Des professionnels de l'humanitaire partagent des histoires de négociation et apprennent à utiliser des outils de négociation lors de l'atelier sur la négociation humanitaire CCHN atelier sur la négociation humanitaire qui s'est tenu dans le nord-ouest de la Syrie. (Crédit photo : Maen/POINT)
Dans le nord-ouest de la Syrie, des millions de personnes ont été contraintes de fuir leur foyer en raison du conflit armé. Fuyant la violence, elles se sont souvent installées dans des camps ou des sites situés dans des territoires contrôlés par des groupes armés.
Pour les organisations humanitaires et leur personnel qui viennent en aide à ces populations, une partie de leur travail consiste à négocier avec les groupes qui contrôlent les territoires où se trouvent ces camps.
"L'accès doit être négocié et renégocié encore et encore sur une base régulière.
Saad Rustem, Coordinateur de projet dans le nord-ouest de la Syrie, travaillant pour l'Appel de Genève sur le droit international humanitaire
Comment négocier avec un groupe armé ? Quelles sont les compétences qui vous permettront d'accéder aux populations dans le besoin ?
Rassemblez vos meilleurs joueurs
C'est pourquoi plusieurs organisations humanitaires et leurs partenaires se sont réunis dans la ville d'Azaz, dans le nord-ouest de la Syrie, pour un atelier de trois jours sur la négociation humanitaire , du 27 au 29 juillet 2021.
L'événement a été organisé par l'Organisation internationale pour les migrations (OIM) et le Centre de compétence en négociation humanitaire (CCHN), en collaboration avec le Bureau de la coordination des affaires humanitaires des Nations Unies (OCHA) et l'Appel de Genève.
L'organisation POINT a accueilli l'événement avec 29 cadres humanitaires de 23 organisations humanitaires différentes travaillant dans le nord-ouest de la Syrie et quatre facilitateurs du CCHN qui se sont réunis en présentiel. Quatre autres facilitateurs du CCHN ont suivi l'événement en ligne.
Chaque organisation a apporté son savoir-faire à l'atelier. Leur personnel a partagé leurs expériences de négociation pour mieux apprendre à négocier l'accès aux populations dans le besoin avec le meilleur résultat possible.

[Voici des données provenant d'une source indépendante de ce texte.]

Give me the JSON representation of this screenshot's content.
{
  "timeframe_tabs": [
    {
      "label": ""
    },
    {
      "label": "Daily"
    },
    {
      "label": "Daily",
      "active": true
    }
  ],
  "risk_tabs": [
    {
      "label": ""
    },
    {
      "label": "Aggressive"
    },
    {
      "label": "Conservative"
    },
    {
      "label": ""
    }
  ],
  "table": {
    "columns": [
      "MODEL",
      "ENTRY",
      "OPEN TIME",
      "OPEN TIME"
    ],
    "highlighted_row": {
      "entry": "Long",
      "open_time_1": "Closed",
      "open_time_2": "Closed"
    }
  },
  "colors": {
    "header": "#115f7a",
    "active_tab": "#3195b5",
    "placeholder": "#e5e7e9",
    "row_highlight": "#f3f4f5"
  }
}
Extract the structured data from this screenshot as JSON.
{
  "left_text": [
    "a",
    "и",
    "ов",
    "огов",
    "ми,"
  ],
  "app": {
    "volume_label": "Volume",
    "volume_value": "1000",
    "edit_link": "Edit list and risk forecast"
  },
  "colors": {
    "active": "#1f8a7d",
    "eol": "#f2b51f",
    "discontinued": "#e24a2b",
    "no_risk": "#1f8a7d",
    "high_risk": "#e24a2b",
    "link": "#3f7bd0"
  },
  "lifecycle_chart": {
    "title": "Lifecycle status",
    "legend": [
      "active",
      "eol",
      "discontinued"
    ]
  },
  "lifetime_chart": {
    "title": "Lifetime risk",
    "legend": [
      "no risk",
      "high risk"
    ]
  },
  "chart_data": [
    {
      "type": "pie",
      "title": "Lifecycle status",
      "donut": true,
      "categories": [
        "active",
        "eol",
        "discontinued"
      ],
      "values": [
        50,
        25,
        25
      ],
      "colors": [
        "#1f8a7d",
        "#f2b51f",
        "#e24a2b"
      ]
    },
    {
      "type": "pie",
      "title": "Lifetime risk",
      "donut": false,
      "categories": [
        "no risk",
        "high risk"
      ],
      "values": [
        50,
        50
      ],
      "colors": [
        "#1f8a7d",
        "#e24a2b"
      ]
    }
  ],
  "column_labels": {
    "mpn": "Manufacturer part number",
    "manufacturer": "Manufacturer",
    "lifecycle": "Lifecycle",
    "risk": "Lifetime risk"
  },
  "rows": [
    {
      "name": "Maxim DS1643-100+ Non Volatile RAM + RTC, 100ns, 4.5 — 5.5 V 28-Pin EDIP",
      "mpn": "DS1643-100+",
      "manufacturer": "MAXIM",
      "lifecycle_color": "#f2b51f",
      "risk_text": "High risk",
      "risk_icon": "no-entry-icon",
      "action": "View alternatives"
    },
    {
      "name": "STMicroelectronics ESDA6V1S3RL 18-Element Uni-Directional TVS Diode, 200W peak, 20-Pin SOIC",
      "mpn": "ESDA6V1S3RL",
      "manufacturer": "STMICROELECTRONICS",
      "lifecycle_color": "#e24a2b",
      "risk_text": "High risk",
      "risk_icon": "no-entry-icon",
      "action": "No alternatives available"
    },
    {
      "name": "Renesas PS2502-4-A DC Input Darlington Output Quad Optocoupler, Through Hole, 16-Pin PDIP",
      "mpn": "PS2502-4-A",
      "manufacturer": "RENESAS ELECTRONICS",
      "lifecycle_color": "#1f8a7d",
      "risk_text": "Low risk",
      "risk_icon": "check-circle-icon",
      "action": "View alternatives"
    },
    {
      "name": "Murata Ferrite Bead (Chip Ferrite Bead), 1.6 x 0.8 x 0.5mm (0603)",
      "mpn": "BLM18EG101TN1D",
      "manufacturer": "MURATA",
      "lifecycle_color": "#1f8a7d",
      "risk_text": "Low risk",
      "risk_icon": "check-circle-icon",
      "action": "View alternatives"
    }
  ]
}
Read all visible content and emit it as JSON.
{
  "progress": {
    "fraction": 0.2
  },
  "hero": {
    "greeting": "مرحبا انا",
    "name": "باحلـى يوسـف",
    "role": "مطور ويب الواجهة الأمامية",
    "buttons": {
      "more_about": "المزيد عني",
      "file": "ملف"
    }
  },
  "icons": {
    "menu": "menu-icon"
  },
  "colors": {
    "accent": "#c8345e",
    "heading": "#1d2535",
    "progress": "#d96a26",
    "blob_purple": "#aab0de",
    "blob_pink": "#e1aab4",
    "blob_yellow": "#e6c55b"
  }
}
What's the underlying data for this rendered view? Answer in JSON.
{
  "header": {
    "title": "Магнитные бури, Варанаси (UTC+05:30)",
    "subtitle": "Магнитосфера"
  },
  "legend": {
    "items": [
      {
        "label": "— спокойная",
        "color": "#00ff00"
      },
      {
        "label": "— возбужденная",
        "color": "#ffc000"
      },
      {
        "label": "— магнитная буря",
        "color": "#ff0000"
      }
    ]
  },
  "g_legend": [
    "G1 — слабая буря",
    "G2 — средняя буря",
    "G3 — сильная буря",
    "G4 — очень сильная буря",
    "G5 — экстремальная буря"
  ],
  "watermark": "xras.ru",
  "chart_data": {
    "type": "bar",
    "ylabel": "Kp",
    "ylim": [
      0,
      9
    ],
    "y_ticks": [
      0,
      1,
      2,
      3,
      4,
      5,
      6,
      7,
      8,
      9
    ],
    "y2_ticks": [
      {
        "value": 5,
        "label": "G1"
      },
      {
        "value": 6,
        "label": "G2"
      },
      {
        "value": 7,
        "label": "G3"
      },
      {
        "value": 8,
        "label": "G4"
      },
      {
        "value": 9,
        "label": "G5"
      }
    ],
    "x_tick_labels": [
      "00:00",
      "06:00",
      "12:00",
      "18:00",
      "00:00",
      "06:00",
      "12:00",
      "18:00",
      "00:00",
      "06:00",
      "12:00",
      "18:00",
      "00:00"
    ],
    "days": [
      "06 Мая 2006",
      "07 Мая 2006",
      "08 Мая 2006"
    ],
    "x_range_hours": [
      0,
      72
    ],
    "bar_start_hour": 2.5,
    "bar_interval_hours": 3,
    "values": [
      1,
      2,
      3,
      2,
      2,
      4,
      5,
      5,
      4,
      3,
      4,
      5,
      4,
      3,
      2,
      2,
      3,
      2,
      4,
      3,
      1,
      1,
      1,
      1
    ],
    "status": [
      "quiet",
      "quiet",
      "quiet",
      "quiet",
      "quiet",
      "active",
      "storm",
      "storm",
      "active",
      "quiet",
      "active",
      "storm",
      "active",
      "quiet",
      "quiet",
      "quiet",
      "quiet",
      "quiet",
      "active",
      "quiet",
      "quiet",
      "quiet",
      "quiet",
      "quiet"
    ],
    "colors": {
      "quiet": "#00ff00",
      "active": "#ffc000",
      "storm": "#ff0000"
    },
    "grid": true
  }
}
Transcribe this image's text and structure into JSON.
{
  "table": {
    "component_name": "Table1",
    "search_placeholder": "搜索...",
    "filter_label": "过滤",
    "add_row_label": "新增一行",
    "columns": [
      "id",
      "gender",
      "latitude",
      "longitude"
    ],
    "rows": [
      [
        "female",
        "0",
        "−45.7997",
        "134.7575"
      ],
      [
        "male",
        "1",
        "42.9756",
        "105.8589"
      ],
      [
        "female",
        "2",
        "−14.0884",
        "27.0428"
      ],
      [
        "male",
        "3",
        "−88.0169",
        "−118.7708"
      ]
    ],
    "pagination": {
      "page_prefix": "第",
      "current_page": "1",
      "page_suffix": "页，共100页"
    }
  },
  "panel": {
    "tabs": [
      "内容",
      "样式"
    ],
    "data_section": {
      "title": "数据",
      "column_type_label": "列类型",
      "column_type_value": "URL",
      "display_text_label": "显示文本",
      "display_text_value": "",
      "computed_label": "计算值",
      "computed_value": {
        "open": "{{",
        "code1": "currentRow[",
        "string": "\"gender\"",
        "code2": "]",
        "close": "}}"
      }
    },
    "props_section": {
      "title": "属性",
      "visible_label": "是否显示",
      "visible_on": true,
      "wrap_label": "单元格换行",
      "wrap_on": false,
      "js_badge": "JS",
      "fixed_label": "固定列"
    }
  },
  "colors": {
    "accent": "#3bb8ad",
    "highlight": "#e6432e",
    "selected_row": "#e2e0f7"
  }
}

"Dans le nord-ouest de la Syrie, les agences des Nations unies appliquent une modalité de gestion à distance, ce qui signifie que les organisations partenaires mettent en œuvre les activités du projet, le personnel de terrain agissant en tant que premiers intervenants [...]. Par conséquent, le renforcement de la capacité de négociation humanitaire du personnel de terrain est essentiel pour préserver et améliorer l'accès humanitaire basé sur des principes et atteindre les populations les plus touchées et les plus vulnérables."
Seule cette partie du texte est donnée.